As part of its 50th anniversary celebrations, Historic Houses has recently published a new report: Changing Times, Valuing History: historic houses for the 21st century.
Backed by wide-ranging research on independent heritage, the report highlights the economic, cultural, environmental, and social benefits generated by its members – and the need for change to ensure their longevity.
Founded in 1973, Historic Houses currently represents over 1,400 independently owned houses and gardens across the UK. It strongly believes that twenty-first century demands focus on climate change and the socio-economic benefits of heritage.
With this focus at the forefront, Saffery partner, Stephen Bristow worked with leading consulting firm Nordicity to undertake economic analysis for Historic Houses, providing the underlying figures and data of the report.

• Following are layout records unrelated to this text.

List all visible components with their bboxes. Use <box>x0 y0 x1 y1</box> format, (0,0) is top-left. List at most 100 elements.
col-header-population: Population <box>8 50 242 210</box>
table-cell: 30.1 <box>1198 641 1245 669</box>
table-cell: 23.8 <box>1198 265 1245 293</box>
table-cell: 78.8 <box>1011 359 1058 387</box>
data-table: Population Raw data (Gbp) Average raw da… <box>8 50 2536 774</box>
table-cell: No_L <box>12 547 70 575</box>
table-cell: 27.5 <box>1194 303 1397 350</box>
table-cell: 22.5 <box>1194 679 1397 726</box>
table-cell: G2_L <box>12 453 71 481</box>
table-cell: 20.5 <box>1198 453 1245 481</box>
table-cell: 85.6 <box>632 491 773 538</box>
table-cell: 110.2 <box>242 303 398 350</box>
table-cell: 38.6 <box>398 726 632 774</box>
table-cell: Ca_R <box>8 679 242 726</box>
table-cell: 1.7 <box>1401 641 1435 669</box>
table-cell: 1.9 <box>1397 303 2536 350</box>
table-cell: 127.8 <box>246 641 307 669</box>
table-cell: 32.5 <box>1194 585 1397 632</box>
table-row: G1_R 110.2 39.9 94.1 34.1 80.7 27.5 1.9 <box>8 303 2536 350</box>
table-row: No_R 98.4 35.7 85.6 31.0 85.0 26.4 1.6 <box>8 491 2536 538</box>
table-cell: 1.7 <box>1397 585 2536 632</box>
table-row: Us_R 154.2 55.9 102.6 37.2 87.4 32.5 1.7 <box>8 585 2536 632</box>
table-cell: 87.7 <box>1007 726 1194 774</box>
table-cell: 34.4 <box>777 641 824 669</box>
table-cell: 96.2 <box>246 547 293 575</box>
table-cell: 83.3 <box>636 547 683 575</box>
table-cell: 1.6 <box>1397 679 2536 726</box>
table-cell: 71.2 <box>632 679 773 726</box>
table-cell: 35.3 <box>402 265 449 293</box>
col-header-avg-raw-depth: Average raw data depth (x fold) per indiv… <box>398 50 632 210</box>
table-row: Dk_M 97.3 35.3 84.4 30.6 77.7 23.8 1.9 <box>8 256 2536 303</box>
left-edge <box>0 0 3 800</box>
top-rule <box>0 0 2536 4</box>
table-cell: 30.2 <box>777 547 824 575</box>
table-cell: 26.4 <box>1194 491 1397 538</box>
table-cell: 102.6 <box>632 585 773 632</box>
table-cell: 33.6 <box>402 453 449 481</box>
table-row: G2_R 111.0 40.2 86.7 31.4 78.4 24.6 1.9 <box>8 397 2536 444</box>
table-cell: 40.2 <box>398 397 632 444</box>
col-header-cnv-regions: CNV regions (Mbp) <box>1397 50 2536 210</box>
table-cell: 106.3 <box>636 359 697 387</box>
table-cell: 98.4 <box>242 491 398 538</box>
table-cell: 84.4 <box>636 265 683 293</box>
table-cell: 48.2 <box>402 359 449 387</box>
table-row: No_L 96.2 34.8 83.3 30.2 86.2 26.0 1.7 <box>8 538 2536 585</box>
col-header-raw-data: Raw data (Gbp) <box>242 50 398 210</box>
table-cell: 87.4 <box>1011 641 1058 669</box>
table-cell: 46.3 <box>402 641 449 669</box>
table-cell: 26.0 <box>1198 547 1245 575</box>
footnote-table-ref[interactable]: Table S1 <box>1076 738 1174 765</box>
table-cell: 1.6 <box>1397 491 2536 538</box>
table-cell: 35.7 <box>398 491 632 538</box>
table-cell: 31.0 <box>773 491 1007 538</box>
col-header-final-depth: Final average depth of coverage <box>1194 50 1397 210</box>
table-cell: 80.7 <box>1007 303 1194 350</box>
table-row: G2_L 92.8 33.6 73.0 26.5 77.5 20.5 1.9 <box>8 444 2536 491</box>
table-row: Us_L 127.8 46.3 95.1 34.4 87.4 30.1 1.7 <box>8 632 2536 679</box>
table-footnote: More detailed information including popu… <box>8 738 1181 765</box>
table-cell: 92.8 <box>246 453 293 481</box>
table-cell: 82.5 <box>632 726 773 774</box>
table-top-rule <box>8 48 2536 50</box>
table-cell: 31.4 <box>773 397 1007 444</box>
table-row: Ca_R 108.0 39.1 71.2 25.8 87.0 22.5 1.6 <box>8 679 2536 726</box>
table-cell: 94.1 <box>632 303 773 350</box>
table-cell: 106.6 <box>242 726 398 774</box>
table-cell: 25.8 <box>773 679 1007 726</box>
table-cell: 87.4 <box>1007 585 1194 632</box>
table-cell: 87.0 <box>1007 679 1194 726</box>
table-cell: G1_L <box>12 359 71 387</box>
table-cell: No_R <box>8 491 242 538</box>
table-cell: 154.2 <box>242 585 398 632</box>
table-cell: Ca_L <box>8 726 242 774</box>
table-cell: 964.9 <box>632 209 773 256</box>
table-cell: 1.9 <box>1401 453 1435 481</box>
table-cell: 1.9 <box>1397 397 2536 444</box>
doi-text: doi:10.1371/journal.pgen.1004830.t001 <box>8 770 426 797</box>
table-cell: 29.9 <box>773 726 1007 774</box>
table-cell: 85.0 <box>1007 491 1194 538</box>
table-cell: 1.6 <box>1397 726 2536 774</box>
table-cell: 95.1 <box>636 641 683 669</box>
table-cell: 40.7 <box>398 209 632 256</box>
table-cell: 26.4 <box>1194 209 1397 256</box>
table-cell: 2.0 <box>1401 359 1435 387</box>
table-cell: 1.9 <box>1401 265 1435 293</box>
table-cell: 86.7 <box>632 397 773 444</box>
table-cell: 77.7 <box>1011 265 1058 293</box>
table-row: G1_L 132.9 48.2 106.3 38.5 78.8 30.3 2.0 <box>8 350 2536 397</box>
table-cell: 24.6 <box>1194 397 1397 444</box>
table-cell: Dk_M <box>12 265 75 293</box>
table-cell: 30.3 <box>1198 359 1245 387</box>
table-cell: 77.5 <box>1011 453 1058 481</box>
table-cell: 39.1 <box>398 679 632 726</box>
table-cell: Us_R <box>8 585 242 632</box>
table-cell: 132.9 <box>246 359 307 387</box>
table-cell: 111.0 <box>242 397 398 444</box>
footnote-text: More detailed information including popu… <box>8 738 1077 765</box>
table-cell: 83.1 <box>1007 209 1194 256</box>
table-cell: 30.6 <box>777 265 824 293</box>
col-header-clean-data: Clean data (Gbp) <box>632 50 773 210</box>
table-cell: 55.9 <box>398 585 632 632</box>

In addition to covering the benefits its member places bring, the analysis emphasises that, “further sweeping changes are needed, especially where planning and listing rules intersect with efforts to tackle climate change, if the nation’s beloved independent heritage is to survive another half-century.
“They need a supportive fiscal and regulatory framework from government to continue doing what they do best: welcoming people through their doors, driving heritage-led prosperity in rural economies and communities, and showcasing Britain on the world stage.”
“We were delighted to work with both Nordicity and Historic Houses on this report. The analysis we undertook sets out the enormous contribution that Historic Houses and its members bring to the UK economy. I look forward to seeing the developments that arise because of this research in 2024 and beyond.”